In August 2019, 22 towns in Texas were hit by a ransomware attack when the gang targeted the managed service provider used by the towns. When cloud services provider Blackbaud was hit by ransomware, dozens of their customers had to disclose the breach.

Enterprises have to look beyond their own environment when assessing their ransomware risk, Maley said. If the third-party providers are hit, the malware may be able to cascade into their networks. Or the gang will steal data from the provider that actually belongs to the client organizations. Enterprise defenders can use the Index to gauge the risks of a ransomware attack for each of their partners.

The Index isn’t just a score. It also displays a detailed report showing which of the 26 controls were missing. If a partner has a high score, the security team can call the partner and demand the issues be fixed, Maley said.

Verifying the math

Black Kite’s team of researchers needed a way to check the Index’s accuracy, so they turned to the Dark Web. Many ransomware gangs now sell the stolen data on criminal marketplaces if the victim doesn’t pay the ransom. The team looked for data dumps which were the result of ransomware attacks and checked the Index to see the victim organization’s score.

Just two weeks ago, notorious ransomware gang REvil said it had stolen schematics of unreleased Apple products from an Apple supplier. The gang demanded $50 million from Apple or it would sell the data to the highest bidder. The RSI score for that Apple supplier was 0.729, Maley said.

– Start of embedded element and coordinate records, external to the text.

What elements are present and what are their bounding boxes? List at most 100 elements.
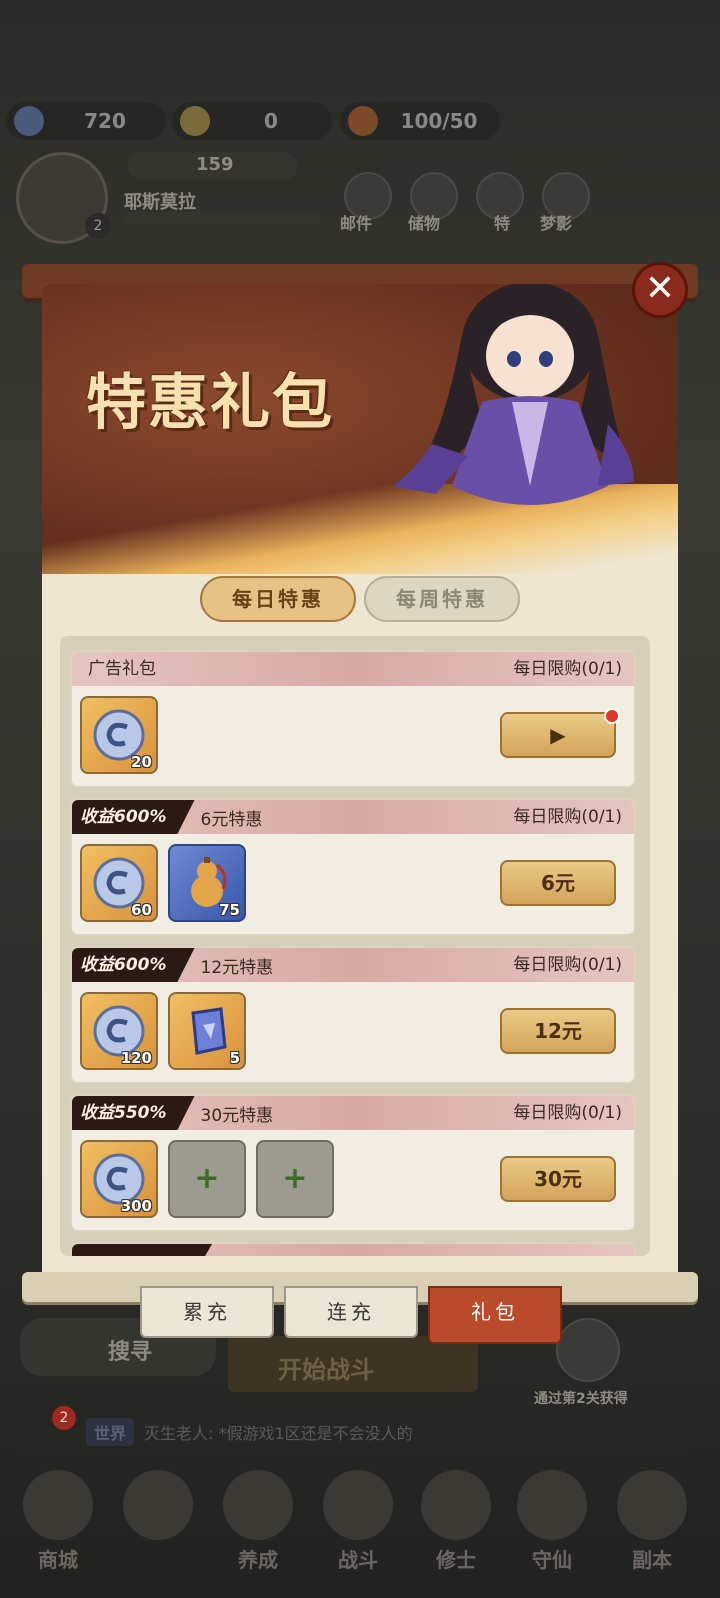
offer-card: 收益600% 12元特惠 每日限购(0/1) 120 5 12元 bbox=[70, 946, 636, 1084]
purchase-limit: 每日限购(0/1) bbox=[513, 659, 622, 679]
nav-label: 养成 bbox=[238, 1548, 278, 1572]
tab-consecutive-recharge[interactable]: 连充 bbox=[284, 1286, 418, 1338]
stamina-count: 100/50 bbox=[400, 109, 478, 133]
offer-items: 120 5 bbox=[80, 992, 246, 1070]
plus-icon: + bbox=[282, 1161, 308, 1196]
item-slot[interactable]: 75 bbox=[168, 844, 246, 922]
yield-tag: 收益550% bbox=[72, 1096, 195, 1130]
purchase-limit: 每日限购(0/1) bbox=[513, 1103, 622, 1123]
nav-label: 战斗 bbox=[338, 1548, 378, 1572]
nav-cultivator[interactable]: 修士 bbox=[414, 1470, 498, 1574]
watch-ad-button[interactable]: ▶ bbox=[500, 708, 620, 758]
offer-banner: 特惠礼包 bbox=[42, 284, 678, 574]
tab-cumulative-recharge[interactable]: 累充 bbox=[140, 1286, 274, 1338]
gem-icon bbox=[14, 106, 44, 136]
offer-card: 收益550% 30元特惠 每日限购(0/1) 300 + + 30元 bbox=[70, 1094, 636, 1232]
nav-label: 守仙 bbox=[532, 1548, 572, 1572]
offer-items: 300 + + bbox=[80, 1140, 334, 1218]
mail-label: 邮件 bbox=[340, 214, 373, 233]
world-chat-bar[interactable]: 世界 灭生老人: *假游戏1区还是不会没人的 bbox=[20, 1412, 686, 1452]
offer-header bbox=[72, 1244, 634, 1256]
dream-label: 梦影 bbox=[540, 214, 573, 233]
offer-name: 6元特惠 bbox=[200, 809, 263, 830]
nav-label: 修士 bbox=[436, 1548, 476, 1572]
offer-header: 收益600% 12元特惠 每日限购(0/1) bbox=[72, 948, 634, 982]
nav-locked-1[interactable] bbox=[116, 1470, 200, 1574]
ticket-icon bbox=[180, 106, 210, 136]
offer-card: 广告礼包 每日限购(0/1) 20 ▶ bbox=[70, 650, 636, 788]
offer-name: 12元特惠 bbox=[200, 957, 274, 978]
offer-header: 收益550% 30元特惠 每日限购(0/1) bbox=[72, 1096, 634, 1130]
offer-tag: 广告礼包 bbox=[88, 659, 156, 679]
item-slot-empty[interactable]: + bbox=[256, 1140, 334, 1218]
modal-panel: 特惠礼包 每日特惠 每周特惠 广告礼包 每日限购(0/1) 20 ▶ 收益600… bbox=[42, 284, 678, 1284]
ticket-count: 0 bbox=[264, 109, 278, 133]
notification-dot bbox=[604, 708, 620, 724]
player-avatar[interactable]: 2 bbox=[16, 152, 111, 244]
yield-tag: 收益600% bbox=[72, 800, 195, 834]
nav-label: 副本 bbox=[632, 1548, 672, 1572]
nav-dungeon[interactable]: 副本 bbox=[610, 1470, 694, 1574]
chat-message: 灭生老人: *假游戏1区还是不会没人的 bbox=[144, 1424, 413, 1443]
buy-button-12[interactable]: 12元 bbox=[500, 1008, 616, 1054]
offer-card: 收益600% 6元特惠 每日限购(0/1) 60 75 6元 bbox=[70, 798, 636, 936]
item-slot[interactable]: 300 bbox=[80, 1140, 158, 1218]
yield-tag bbox=[72, 1244, 212, 1256]
item-slot[interactable]: 20 bbox=[80, 696, 158, 774]
tab-daily-offer[interactable]: 每日特惠 bbox=[200, 576, 356, 622]
player-name: 耶斯莫拉 bbox=[124, 192, 196, 213]
yield-tag: 收益600% bbox=[72, 948, 195, 982]
offer-name: 30元特惠 bbox=[200, 1105, 274, 1126]
offer-list[interactable]: 广告礼包 每日限购(0/1) 20 ▶ 收益600% 6元特惠 每日限购(0/1… bbox=[60, 636, 650, 1256]
nav-shop[interactable]: 商城 bbox=[16, 1470, 100, 1574]
nav-battle[interactable]: 战斗 bbox=[316, 1470, 400, 1574]
item-count: 300 bbox=[120, 1197, 152, 1215]
ticket-counter: 0 bbox=[172, 102, 332, 140]
tab-gift-pack[interactable]: 礼包 bbox=[428, 1286, 562, 1344]
chat-channel: 世界 bbox=[86, 1418, 135, 1446]
item-slot[interactable]: 120 bbox=[80, 992, 158, 1070]
purchase-limit: 每日限购(0/1) bbox=[513, 955, 622, 975]
tab-weekly-offer[interactable]: 每周特惠 bbox=[364, 576, 520, 622]
item-slot[interactable]: 5 bbox=[168, 992, 246, 1070]
offer-items: 60 75 bbox=[80, 844, 246, 922]
modal-title: 特惠礼包 bbox=[86, 368, 334, 438]
nav-cultivate[interactable]: 养成 bbox=[216, 1470, 300, 1574]
chat-unread-badge: 2 bbox=[52, 1406, 76, 1430]
stamina-counter: 100/50 bbox=[340, 102, 500, 140]
recharge-category-tabs: 累充 连充 礼包 bbox=[140, 1286, 562, 1344]
special-label: 特 bbox=[494, 214, 511, 233]
offer-header: 广告礼包 每日限购(0/1) bbox=[72, 652, 634, 686]
hero-character-illustration bbox=[392, 284, 634, 505]
nav-label: 商城 bbox=[38, 1548, 78, 1572]
item-count: 75 bbox=[219, 901, 240, 919]
buy-button-6[interactable]: 6元 bbox=[500, 860, 616, 906]
item-count: 120 bbox=[120, 1049, 152, 1067]
talisman-icon bbox=[191, 1007, 227, 1055]
offer-card-partial bbox=[70, 1242, 636, 1256]
gem-count: 720 bbox=[84, 109, 126, 133]
item-slot[interactable]: 60 bbox=[80, 844, 158, 922]
offer-items: 20 bbox=[80, 696, 158, 774]
item-count: 60 bbox=[131, 901, 152, 919]
close-icon[interactable]: ✕ bbox=[632, 262, 688, 318]
item-count: 5 bbox=[229, 1049, 240, 1067]
offer-period-tabs: 每日特惠 每周特惠 bbox=[42, 576, 678, 622]
item-slot-empty[interactable]: + bbox=[168, 1140, 246, 1218]
nav-guardian[interactable]: 守仙 bbox=[510, 1470, 594, 1574]
exp-bar bbox=[124, 212, 320, 224]
buy-button-30[interactable]: 30元 bbox=[500, 1156, 616, 1202]
start-battle-label: 开始战斗 bbox=[278, 1356, 374, 1384]
gem-counter: 720 bbox=[6, 102, 166, 140]
offer-header: 收益600% 6元特惠 每日限购(0/1) bbox=[72, 800, 634, 834]
reward-hero-avatar[interactable] bbox=[556, 1318, 620, 1382]
purchase-limit: 每日限购(0/1) bbox=[513, 807, 622, 827]
play-icon: ▶ bbox=[550, 723, 566, 747]
player-level-badge: 2 bbox=[85, 213, 111, 239]
plus-icon: + bbox=[194, 1161, 220, 1196]
power-value: 159 bbox=[196, 154, 234, 175]
storage-label: 储物 bbox=[408, 214, 441, 233]
item-count: 20 bbox=[131, 753, 152, 771]
special-offer-modal: 特惠礼包 每日特惠 每周特惠 广告礼包 每日限购(0/1) 20 ▶ 收益600… bbox=[22, 262, 698, 1310]
reward-hint: 通过第2关获得 bbox=[534, 1391, 628, 1407]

A prominent healthcare provider that had its data for sale after a ransomware attack (which has not been publicly discussed at this time) had an RSI score of 0.928, Maley said.

Black Kite was able to validate the Index’s accuracy by checking multiple victims across different industries, Maley said.

Attacker perspectives

For many defenders, there is a growing sense among defenders that there is no way to avoid the attack, so the focus should be on making sure recovery is possible, Maley said. While recovery planning is important, defenders shouldn’t give up trying to block the attack.

Attackers research their targets before launching their attacks. Their research includes identifying potential phishing victims, searching for user credentials, scanning for unpatched vulnerabilities and outdated software, uncovering fraudulent domains, and looking for exposed ports. With this information in hand, the attackers craft a campaign to get a foothold onto the network in order to deploy the ransomware. RSI relies on the same data sources to calculate ransomware risk.

“You can either be fatalistic or you can look at what the attackers look at,” Maley said.